Database Repairing with Soft Functional Dependencies 利用软功能依赖性修复数据库

IF 1.8 2区计算机科学 Q3 COMPUTER SCIENCE, INFORMATION SYSTEMS

ACM Transactions on Database Systems

Pub Date : 2024-03-04 DOI: 10.1145/3651156

Nofar Carmeli, Martin Grohe, Benny Kimelfeld, Ester Livshits, Muhammad Tibi

A common interpretation of soft constraints penalizes the database for every violation of every constraint, where the penalty is the cost (weight) of the constraint. A computational challenge is that of finding an optimal subset: a collection of database tuples that minimizes the total penalty when each tuple has a cost of being excluded. When the constraints are strict (i.e., have an infinite cost), this subset is a “cardinality repair” of an inconsistent database; in soft interpretations, this subset corresponds to a “most probable world” of a probabilistic database, a “most likely intention” of a probabilistic unclean database, and so on. Within the class of functional dependencies, the complexity of finding a cardinality repair is thoroughly understood. Yet, very little is known about the complexity of finding an optimal subset for the more general soft semantics. The work described in this manuscript makes significant progress in that direction. In addition to general insights about the hardness and approximability of the problem, we present algorithms for two special cases (and some generalizations thereof): a single functional dependency, and a bipartite matching. The latter is the problem of finding an optimal “almost matching” of a bipartite graph where a penalty is paid for every lost edge and every violation of monogamy. For these special cases, we also investigate the complexity of additional computational tasks that arise when the soft constraints are used as a means to represent a probabilistic database via a factor graph, as in the case of a probabilistic unclean database.
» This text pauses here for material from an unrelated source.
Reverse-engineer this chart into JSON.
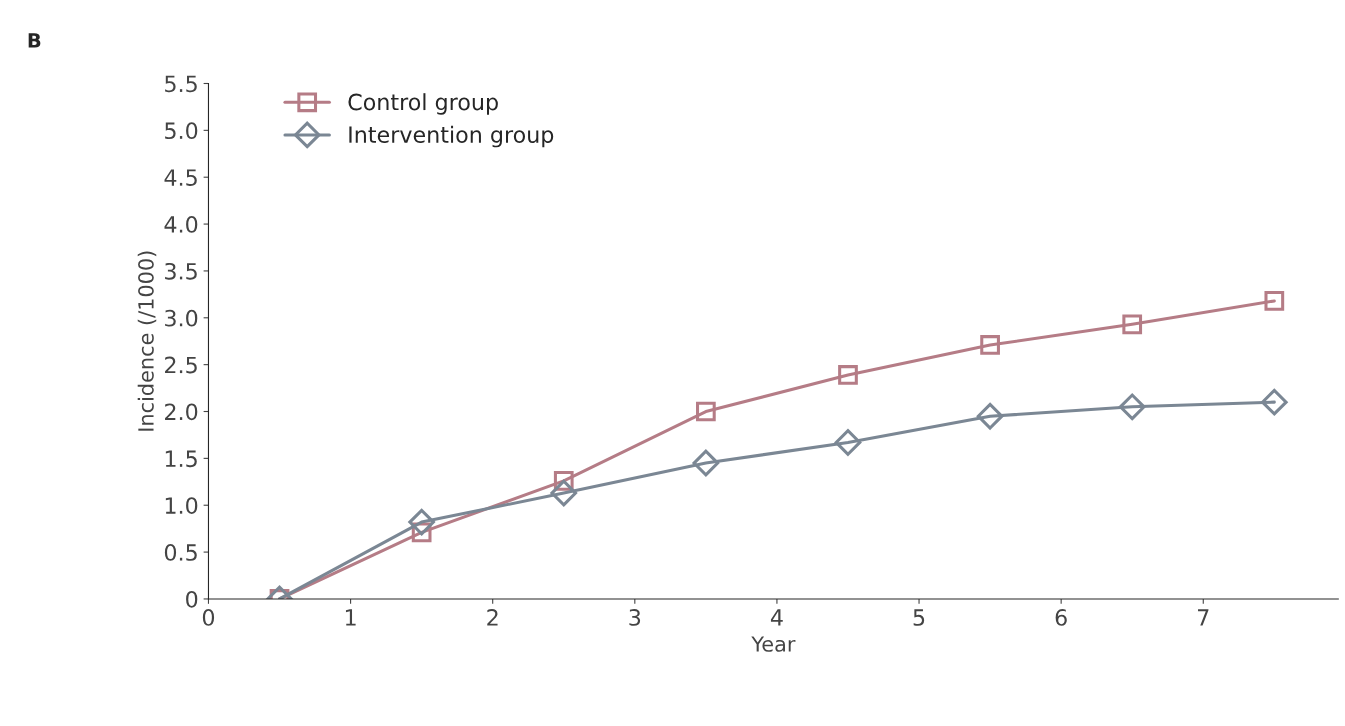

软约束的一种常见解释是，数据库会对违反每项约束的行为进行惩罚，而惩罚就是约束的成本（权重）。计算上的一个挑战是如何找到一个最优子集：当每个元组都有被排除的代价时，能使总惩罚最小化的数据库元组集合。当约束是严格的（即具有无限代价）时，这个子集就是不一致数据库的 "卡方修补"；在软解释中，这个子集对应于概率数据库的 "最可能世界"、概率不清洁数据库的 "最可能意图"，等等。在函数依赖性类别中，人们已经充分了解了寻找卡方修补的复杂性。然而，人们对为更一般的软语义寻找最优子集的复杂性知之甚少。本手稿中描述的工作在这方面取得了重大进展。除了对问题的难易度和近似性的一般认识外，我们还提出了两种特殊情况（及其一些概括）的算法：单一功能依赖和双元匹配。后者是寻找一个双方图的最优 "近似匹配 "的问题，其中对每一条丢失的边和每一次违反一夫一妻制的行为都要进行惩罚。对于这些特殊情况，我们还研究了软约束作为一种手段，通过因子图来表示概率数据库时所产生的额外计算任务的复杂性，如概率不清洁数据库的情况。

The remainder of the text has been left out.